I became an orthopaedic surgeon because...

I had a great deal of orthopaedic experience growing up. I spent more time in the orthopaedist’s office than the pediatrician’s. Each time, he was able to “put” me back together so I could continue my active lifestyle. I had great admiration for his calm demeanor in which he treated not only me, but addressed my parent’s concerns as well. Orthopaedics is a great way to combine my passions of interacting with people of all ages (birth to 100+) and making their life better. Twenty-five years after starting in practice, I can’t think of anything else that I would have preferred to do.

What is the most rewarding part of being an orthopaedic surgeon?

Getting people back doing what they want to do. Easing their pain. Orthopaedic surgeons are the physicians that deal with improving quality of life. Someone who can’t walk across the street because of severe hip arthritis has a new lease on life after their hip replacement. For many patients, they don’t need surgery, but an orthopaedic surgeon who can diagnose their condition and set up the correct rehabilitation program. Counseling patients about transitioning their activities because of an orthopaedic condition is rewarding. It may be time to give up running due to hip, knee or ankle problems, but helping them transition to biking, swimming or rowing so they can stay active and not need surgery makes you feel good at the end of the day. After 23 years in private practice, I spend most of my time administratively, but provide care to those who are the most neediest: those without insurance and the Medicaid population though Norwalk Hospital’s weekly orthopaedic specialty clinic.
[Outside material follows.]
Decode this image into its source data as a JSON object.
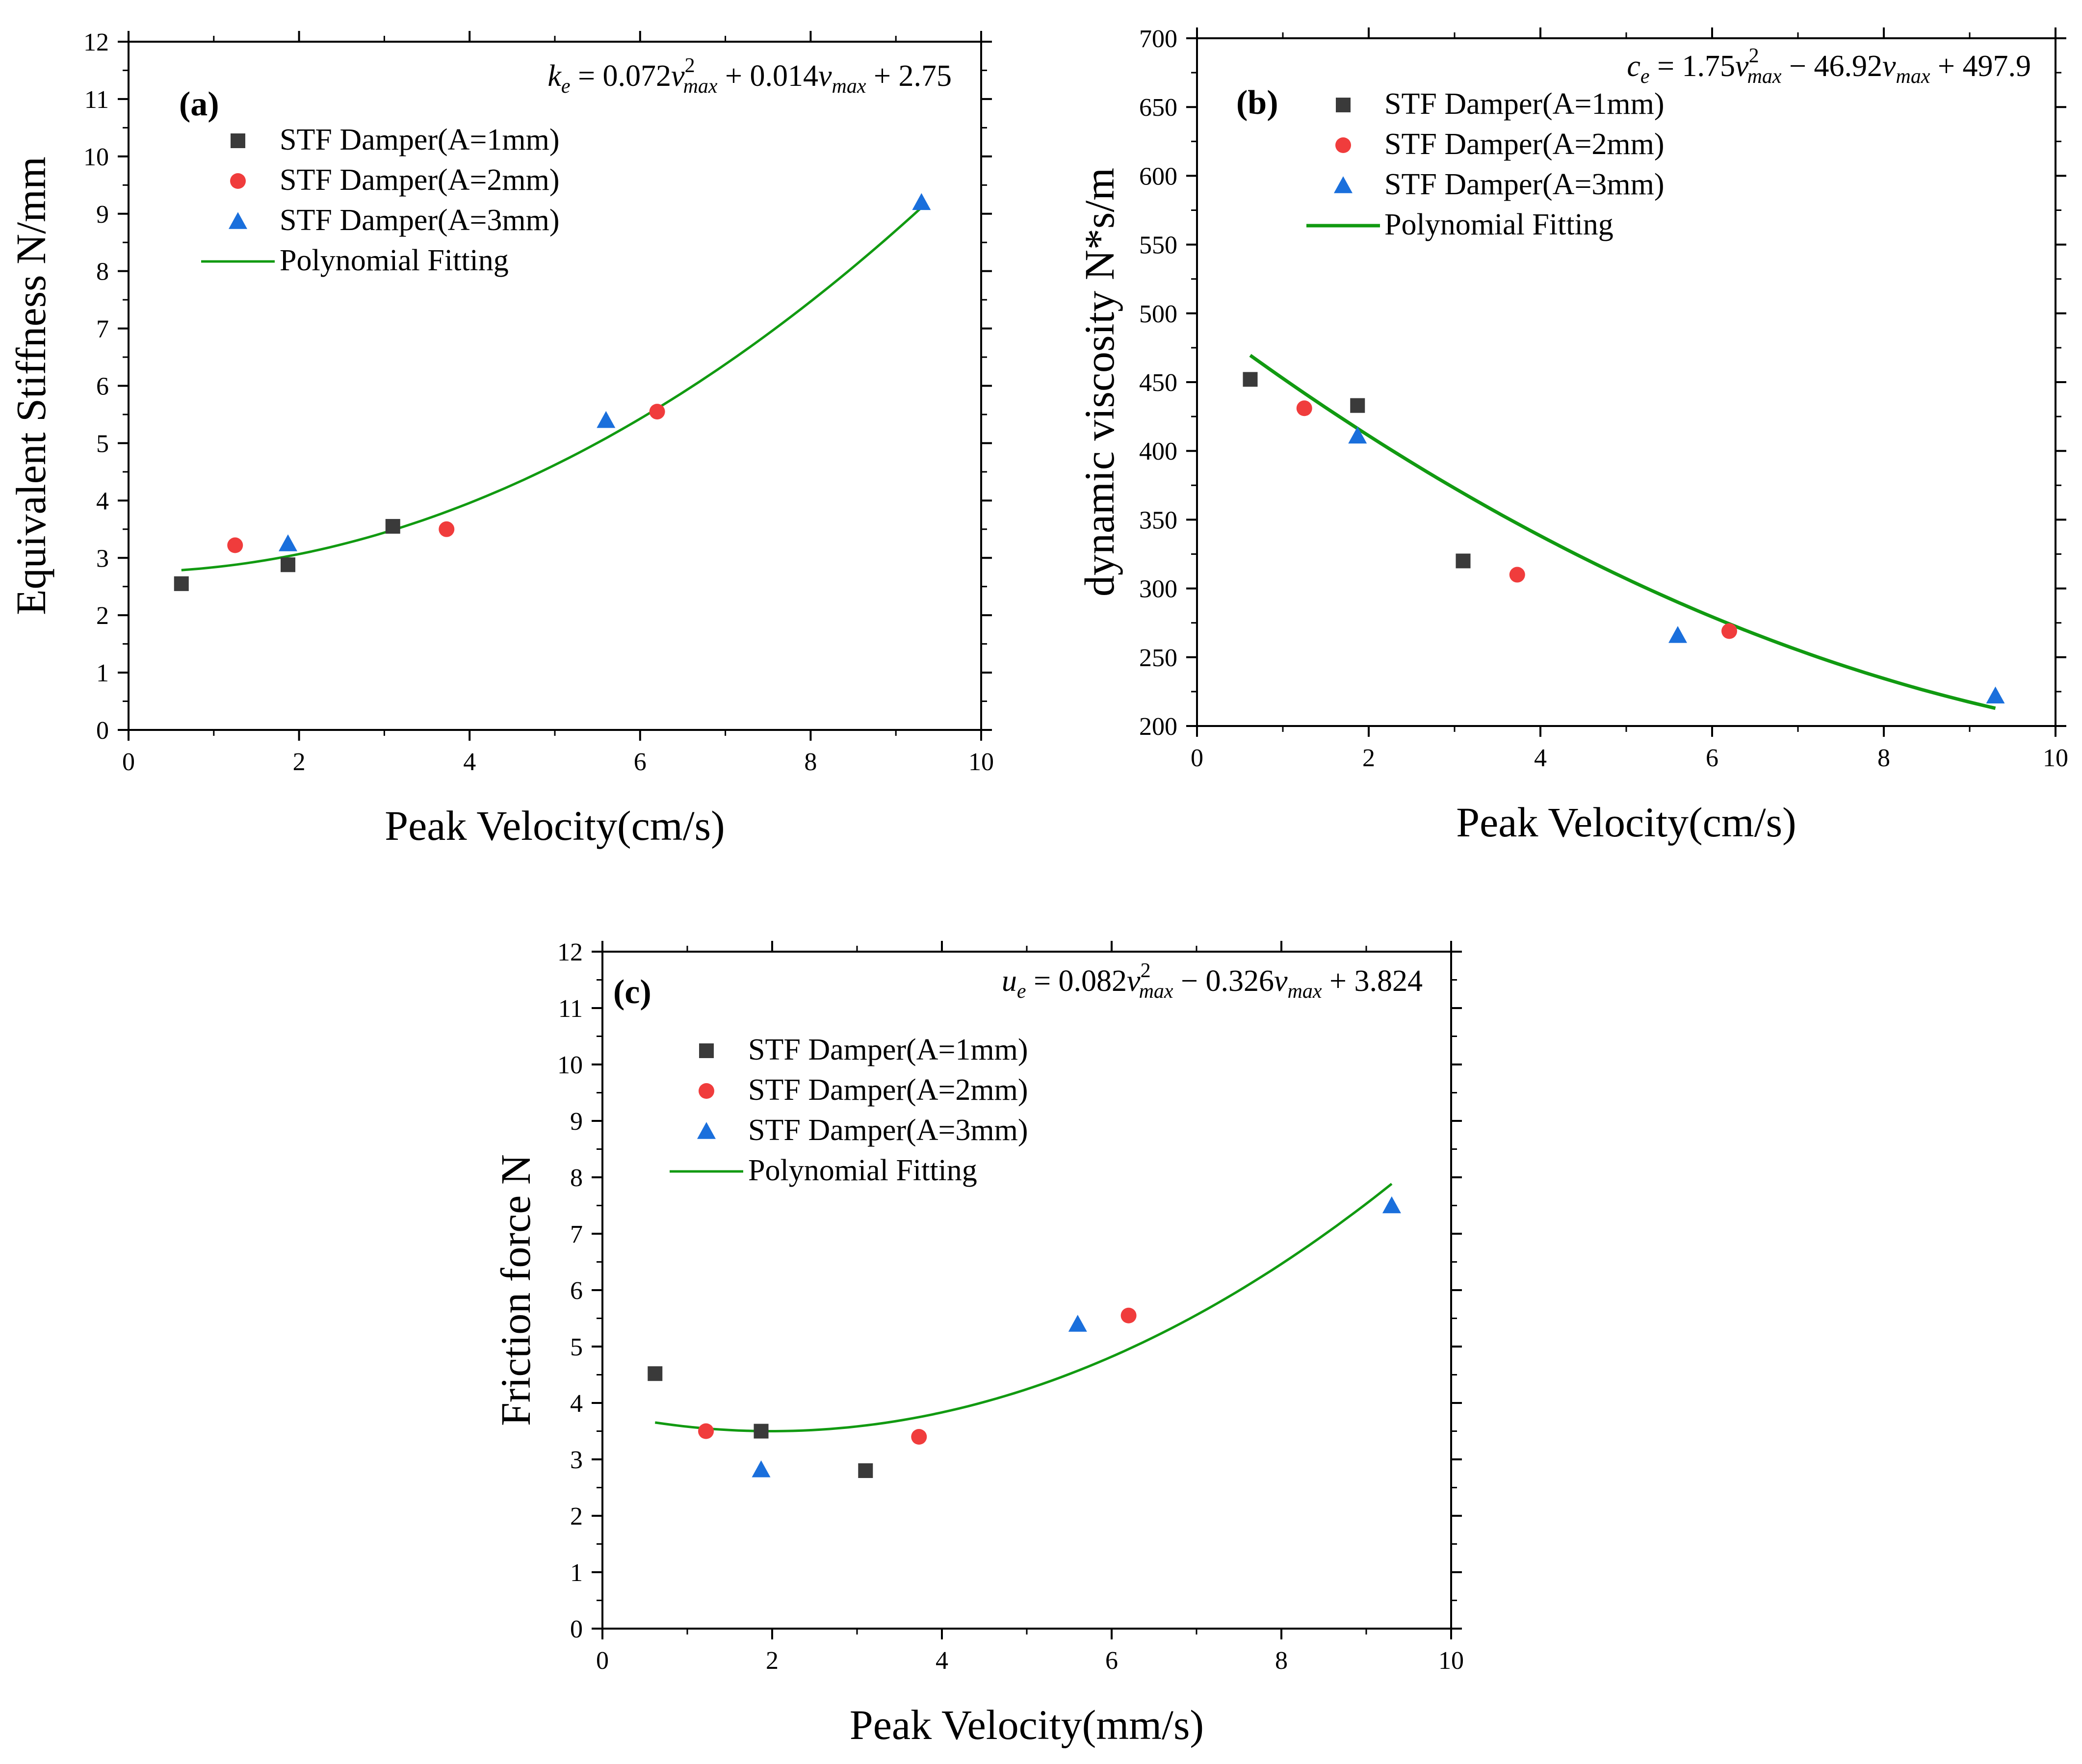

These people really need care and otherwise wouldn’t have access without the clinic. There is nothing better than having a patient walk out of an exam room and thanking you for making their life better.

What do you like to do in your free time?

Being active is important. I live by the motto, work hard and play hard. I’ve played most sports over my life. I’ve run 3 marathons, and played competitive tennis. Now I keep active by snow skiing, cross-country skiing, snowshoeing, biking, kayaking and occasionally playing golf. Most of these are activities I do with my family. Family time is very important. I don’t take it for granted.

In what volunteer activities or efforts do you engage that mean the most to you and those you serve?

As a physician, you have the ability to be a leader in your community. For 25 years, I’ve been on the sidelines for Weston High School football. I have an expertise that allows me to make sure that if athletes are injured in a game, they will get the sideline care they deserve. I’ve helped set up a girls softball league and made sure that appropriate first aid kits were available for each team.